- Born: Ken Wolf December 24, 1964 (age 60)
- Occupation: Executive editor of the Huffington Post

= Buck Wolf =

Buck Wolf is the managing editor of trends at The Huffington Post, and a former member of the Us Weekly Fashion Police.

Wolf writes on film, music and TV, but specializes in offbeat features. His writing has appeared in the Village Voice, the Miami Herald, and New York Newsday, and he's appeared as a guest on Countdown with Keith Olbermann.

One investigative piece succeeded in getting Larry Harmon's version of Bozo the Clown thrown out of the International Clown Hall of Fame, after he proved that Harmon had falsely described himself as the original Bozo. Wolf was part of the 2001 Peabody Award-winning team at ABC News that covered the September 11 attacks.

At ABCNEWS.com from 1997 to 2007, Wolf was entertainment producer and author of The Wolf Files, a weekly pop culture report that was also featured on ABC radio stations across the country.

A collection of his work at ABC, The Wolf Files: Adventures in Weird News, was published in 2003 by Globe Pequot Press.

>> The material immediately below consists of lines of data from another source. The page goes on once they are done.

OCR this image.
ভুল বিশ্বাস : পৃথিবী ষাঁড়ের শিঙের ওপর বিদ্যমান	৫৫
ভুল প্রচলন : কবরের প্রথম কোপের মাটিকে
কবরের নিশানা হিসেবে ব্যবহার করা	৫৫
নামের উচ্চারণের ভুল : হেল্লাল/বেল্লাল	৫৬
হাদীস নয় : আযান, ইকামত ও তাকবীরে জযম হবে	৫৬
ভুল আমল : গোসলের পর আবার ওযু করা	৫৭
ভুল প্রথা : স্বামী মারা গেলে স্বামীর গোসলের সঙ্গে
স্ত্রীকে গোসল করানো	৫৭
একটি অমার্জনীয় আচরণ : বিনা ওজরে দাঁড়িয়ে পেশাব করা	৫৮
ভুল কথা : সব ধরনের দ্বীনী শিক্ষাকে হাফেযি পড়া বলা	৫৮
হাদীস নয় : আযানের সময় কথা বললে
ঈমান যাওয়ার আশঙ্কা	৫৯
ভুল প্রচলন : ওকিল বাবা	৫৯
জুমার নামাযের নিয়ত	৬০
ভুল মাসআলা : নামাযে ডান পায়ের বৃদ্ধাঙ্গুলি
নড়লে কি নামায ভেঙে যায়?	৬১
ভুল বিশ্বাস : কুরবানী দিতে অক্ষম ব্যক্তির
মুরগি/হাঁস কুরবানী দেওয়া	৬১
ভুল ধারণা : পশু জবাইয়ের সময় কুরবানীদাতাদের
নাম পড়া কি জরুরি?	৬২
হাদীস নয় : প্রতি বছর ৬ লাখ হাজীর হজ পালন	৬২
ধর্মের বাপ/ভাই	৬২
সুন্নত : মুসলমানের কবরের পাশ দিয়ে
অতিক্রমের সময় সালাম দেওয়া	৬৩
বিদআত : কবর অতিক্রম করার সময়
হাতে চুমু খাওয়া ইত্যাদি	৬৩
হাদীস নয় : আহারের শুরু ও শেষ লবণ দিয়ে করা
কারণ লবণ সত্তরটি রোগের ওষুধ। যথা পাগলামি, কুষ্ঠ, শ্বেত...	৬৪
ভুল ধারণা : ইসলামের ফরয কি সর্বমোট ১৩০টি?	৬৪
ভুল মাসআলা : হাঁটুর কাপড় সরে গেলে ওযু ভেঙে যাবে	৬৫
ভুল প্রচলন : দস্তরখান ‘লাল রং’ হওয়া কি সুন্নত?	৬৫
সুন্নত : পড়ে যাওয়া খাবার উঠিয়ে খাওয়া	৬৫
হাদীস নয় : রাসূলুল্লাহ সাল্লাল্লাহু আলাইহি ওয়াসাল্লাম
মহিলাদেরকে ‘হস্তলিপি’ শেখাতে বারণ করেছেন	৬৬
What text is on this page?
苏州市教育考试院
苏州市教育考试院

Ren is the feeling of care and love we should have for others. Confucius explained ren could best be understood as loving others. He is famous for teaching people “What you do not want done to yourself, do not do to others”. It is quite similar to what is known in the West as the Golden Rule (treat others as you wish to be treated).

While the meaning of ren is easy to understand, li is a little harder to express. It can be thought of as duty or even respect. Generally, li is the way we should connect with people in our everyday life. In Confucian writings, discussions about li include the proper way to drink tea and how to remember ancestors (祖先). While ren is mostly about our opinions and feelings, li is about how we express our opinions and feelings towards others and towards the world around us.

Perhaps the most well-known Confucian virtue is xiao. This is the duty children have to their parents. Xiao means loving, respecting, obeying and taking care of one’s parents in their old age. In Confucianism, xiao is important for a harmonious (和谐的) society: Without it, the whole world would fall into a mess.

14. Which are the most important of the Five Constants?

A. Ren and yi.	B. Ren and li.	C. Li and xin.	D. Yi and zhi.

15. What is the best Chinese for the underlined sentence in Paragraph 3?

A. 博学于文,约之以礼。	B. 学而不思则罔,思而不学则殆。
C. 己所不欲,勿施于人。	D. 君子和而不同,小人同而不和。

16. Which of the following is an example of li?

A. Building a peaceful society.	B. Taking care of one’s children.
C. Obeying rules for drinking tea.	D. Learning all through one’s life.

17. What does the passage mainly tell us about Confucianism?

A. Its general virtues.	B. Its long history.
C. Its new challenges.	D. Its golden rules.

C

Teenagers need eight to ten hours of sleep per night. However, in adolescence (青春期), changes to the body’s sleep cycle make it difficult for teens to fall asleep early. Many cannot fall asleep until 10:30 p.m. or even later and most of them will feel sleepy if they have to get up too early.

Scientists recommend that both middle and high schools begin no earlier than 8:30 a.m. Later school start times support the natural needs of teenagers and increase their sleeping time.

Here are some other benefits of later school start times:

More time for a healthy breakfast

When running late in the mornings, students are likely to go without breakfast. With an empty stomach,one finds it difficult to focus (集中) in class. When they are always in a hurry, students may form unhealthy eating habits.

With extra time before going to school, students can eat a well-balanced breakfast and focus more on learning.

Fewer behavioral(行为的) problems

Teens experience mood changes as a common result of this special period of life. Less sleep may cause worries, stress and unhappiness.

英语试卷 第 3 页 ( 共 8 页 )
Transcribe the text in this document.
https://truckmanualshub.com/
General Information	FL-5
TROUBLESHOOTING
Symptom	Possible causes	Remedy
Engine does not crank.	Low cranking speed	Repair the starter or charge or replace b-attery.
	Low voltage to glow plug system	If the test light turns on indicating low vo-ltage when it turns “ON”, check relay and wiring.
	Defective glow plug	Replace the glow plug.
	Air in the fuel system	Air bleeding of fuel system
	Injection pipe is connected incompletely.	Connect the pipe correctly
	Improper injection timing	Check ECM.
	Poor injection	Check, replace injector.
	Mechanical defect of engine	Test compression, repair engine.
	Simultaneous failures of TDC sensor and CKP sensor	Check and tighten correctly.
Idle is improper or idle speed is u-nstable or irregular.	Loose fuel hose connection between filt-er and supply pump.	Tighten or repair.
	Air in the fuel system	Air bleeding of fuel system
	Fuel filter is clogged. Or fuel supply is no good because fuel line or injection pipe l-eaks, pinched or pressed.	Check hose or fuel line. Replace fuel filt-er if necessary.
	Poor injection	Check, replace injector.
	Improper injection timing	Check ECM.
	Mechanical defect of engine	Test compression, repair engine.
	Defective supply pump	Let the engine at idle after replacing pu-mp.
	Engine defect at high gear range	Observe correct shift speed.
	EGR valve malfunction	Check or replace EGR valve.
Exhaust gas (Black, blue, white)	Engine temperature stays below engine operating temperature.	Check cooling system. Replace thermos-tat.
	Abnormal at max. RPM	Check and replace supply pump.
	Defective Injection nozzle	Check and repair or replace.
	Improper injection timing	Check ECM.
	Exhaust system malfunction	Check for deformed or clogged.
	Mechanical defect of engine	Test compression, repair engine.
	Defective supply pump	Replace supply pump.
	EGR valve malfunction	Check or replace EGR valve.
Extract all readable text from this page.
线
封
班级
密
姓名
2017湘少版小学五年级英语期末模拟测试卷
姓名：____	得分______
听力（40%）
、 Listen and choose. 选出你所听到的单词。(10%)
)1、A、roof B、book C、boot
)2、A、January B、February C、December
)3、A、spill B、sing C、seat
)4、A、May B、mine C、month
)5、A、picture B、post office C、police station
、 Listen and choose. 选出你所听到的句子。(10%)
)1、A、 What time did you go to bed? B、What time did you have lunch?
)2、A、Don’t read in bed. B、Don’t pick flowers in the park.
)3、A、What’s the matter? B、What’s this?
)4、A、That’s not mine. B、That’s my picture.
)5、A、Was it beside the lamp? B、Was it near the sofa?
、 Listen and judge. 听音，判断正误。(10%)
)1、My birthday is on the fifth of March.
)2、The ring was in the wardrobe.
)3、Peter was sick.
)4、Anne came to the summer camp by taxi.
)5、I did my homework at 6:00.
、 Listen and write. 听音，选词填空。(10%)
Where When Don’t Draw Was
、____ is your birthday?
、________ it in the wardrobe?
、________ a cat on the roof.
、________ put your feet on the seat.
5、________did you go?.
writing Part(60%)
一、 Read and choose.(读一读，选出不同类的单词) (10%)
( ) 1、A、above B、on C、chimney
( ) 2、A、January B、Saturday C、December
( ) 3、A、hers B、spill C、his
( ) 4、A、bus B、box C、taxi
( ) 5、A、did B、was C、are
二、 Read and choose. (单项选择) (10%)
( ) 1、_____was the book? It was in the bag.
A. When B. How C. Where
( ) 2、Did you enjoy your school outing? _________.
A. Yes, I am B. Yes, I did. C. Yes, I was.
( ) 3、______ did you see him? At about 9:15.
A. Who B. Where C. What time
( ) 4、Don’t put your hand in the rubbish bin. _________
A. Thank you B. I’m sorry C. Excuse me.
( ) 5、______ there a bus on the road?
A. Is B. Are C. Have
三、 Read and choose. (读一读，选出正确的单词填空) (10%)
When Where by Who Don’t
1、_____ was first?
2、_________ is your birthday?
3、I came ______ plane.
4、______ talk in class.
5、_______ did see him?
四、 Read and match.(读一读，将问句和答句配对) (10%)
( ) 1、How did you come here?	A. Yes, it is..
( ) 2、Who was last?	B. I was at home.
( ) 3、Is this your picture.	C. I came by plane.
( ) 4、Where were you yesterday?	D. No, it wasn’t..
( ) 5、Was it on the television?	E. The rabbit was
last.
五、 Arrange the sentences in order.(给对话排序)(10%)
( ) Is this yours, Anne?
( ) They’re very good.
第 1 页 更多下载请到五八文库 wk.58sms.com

In 2009, Wolf launched the Weird News section at AOL News. After AOL purchased the Huffington Post in 2011, Wolf and his core reporters formed HuffPost Weird News. Wolf is also the executive editor of Huffpost Crime.

In 2014, Wolf won a Shorty Award in the Weird Category. It was presented by Andrew W.K.

Wolf, a native of Great Neck, New York, began his writing career working for Generation magazine at the State University of New York at Buffalo in 1984.